Handicapés : une situation scandaleuse

12 Avril 2017

À l’occasion de l’élection présidentielle, les associations d’aide aux handicapés tentent de se faire entendre et d’obtenir des engagements des candidats sur les mesures indispensables pour favoriser leur intégration dans la société et leur donner les moyens de vivre.

La situation des 12 millions de personnes handicapées que compte le pays est scandaleuse. Le revenu perçu par ceux qui ne peuvent pas travailler est inférieur au seuil de pauvreté. Une revalorisation de l’allocation pour adulte handicapé est indispensable.

Lorsque Nathalie Arthaud défend la nécessité d’assurer un revenu minimum de 1 800 euros net, cela concerne non seulement les salaires, mais les retraites et toutes les allocations, dont bien sûr celles que touchent les personnes handicapées. Ce revenu devrait être indexé sur la hausse des prix.

Le taux de chômage qui frappe les handicapés est deux fois supérieur à celui des autres privés d’emploi, malgré l’obligation des entreprises de plus de vingt salariés d’embaucher 6 % de handicapés sur leurs effectifs. Cette loi, qui date de 1987, renouvelée en 2005, n’est toujours pas appliquée, et ce même dans les services publics.
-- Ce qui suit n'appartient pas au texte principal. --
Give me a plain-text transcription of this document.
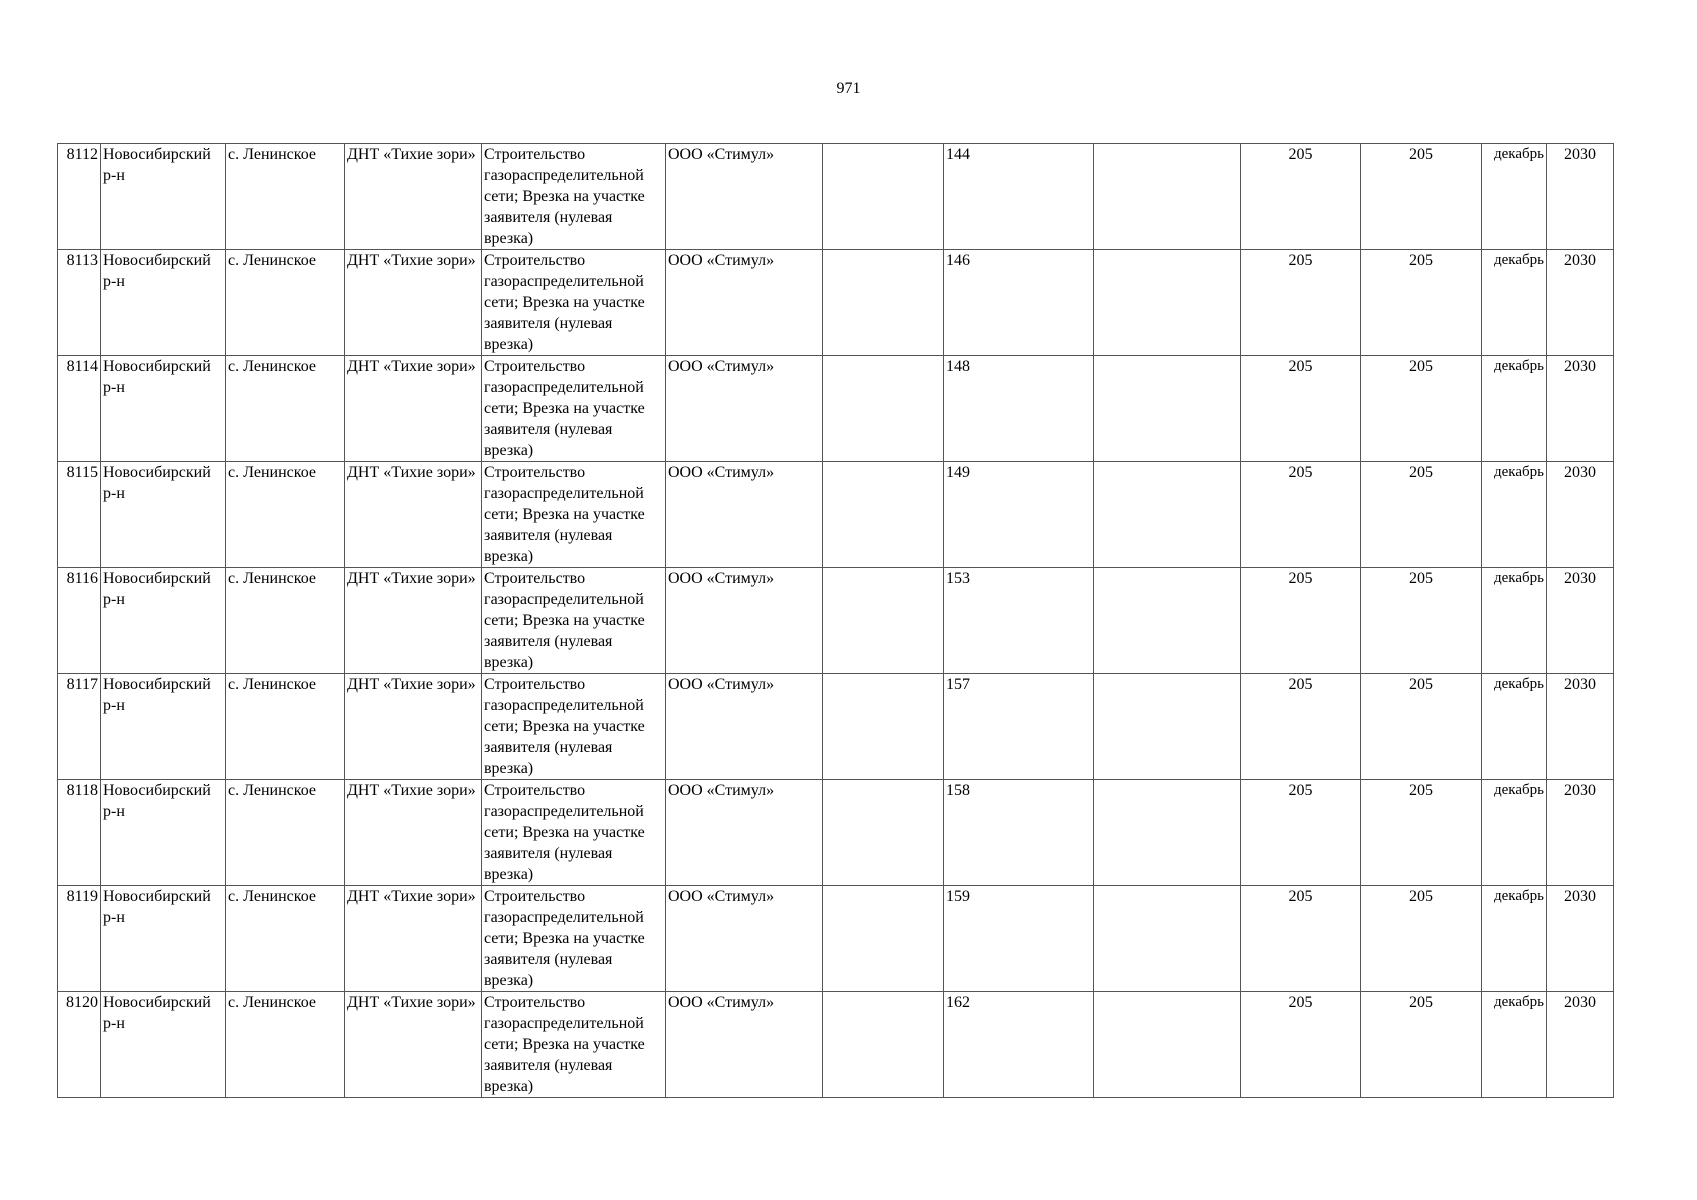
971
8112	Новосибирский р-н	с. Ленинское	ДНТ «Тихие зори»	Строительство газораспределительной сети; Врезка на участке заявителя (нулевая врезка)	ООО «Стимул»		144		205	205	декабрь	2030
8113	Новосибирский р-н	с. Ленинское	ДНТ «Тихие зори»	Строительство газораспределительной сети; Врезка на участке заявителя (нулевая врезка)	ООО «Стимул»		146		205	205	декабрь	2030
8114	Новосибирский р-н	с. Ленинское	ДНТ «Тихие зори»	Строительство газораспределительной сети; Врезка на участке заявителя (нулевая врезка)	ООО «Стимул»		148		205	205	декабрь	2030
8115	Новосибирский р-н	с. Ленинское	ДНТ «Тихие зори»	Строительство газораспределительной сети; Врезка на участке заявителя (нулевая врезка)	ООО «Стимул»		149		205	205	декабрь	2030
8116	Новосибирский р-н	с. Ленинское	ДНТ «Тихие зори»	Строительство газораспределительной сети; Врезка на участке заявителя (нулевая врезка)	ООО «Стимул»		153		205	205	декабрь	2030
8117	Новосибирский р-н	с. Ленинское	ДНТ «Тихие зори»	Строительство газораспределительной сети; Врезка на участке заявителя (нулевая врезка)	ООО «Стимул»		157		205	205	декабрь	2030
8118	Новосибирский р-н	с. Ленинское	ДНТ «Тихие зори»	Строительство газораспределительной сети; Врезка на участке заявителя (нулевая врезка)	ООО «Стимул»		158		205	205	декабрь	2030
8119	Новосибирский р-н	с. Ленинское	ДНТ «Тихие зори»	Строительство газораспределительной сети; Врезка на участке заявителя (нулевая врезка)	ООО «Стимул»		159		205	205	декабрь	2030
8120	Новосибирский р-н	с. Ленинское	ДНТ «Тихие зори»	Строительство газораспределительной сети; Врезка на участке заявителя (нулевая врезка)	ООО «Стимул»		162		205	205	декабрь	2030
Les associations dénoncent aussi le manque d’accessibilité des bâtiments publics et d’habitation et des transports. En 2005, la loi pour l’égalité des droits et des chances imposait la mise aux normes des bâtiments et des transports en dix ans. Aujourd’hui encore, douze ans plus tard, une majorité ne la respectent toujours pas. Le gouvernement Hollande a accordé pour cela des délais supplémentaires, allant de trois ans à neuf ans, en fonction de la taille de la structure et de ses difficultés financières. Cette décision a permis de lever les sanctions financières en échange d’un engagement à effectuer les travaux... jusqu’au prochain report !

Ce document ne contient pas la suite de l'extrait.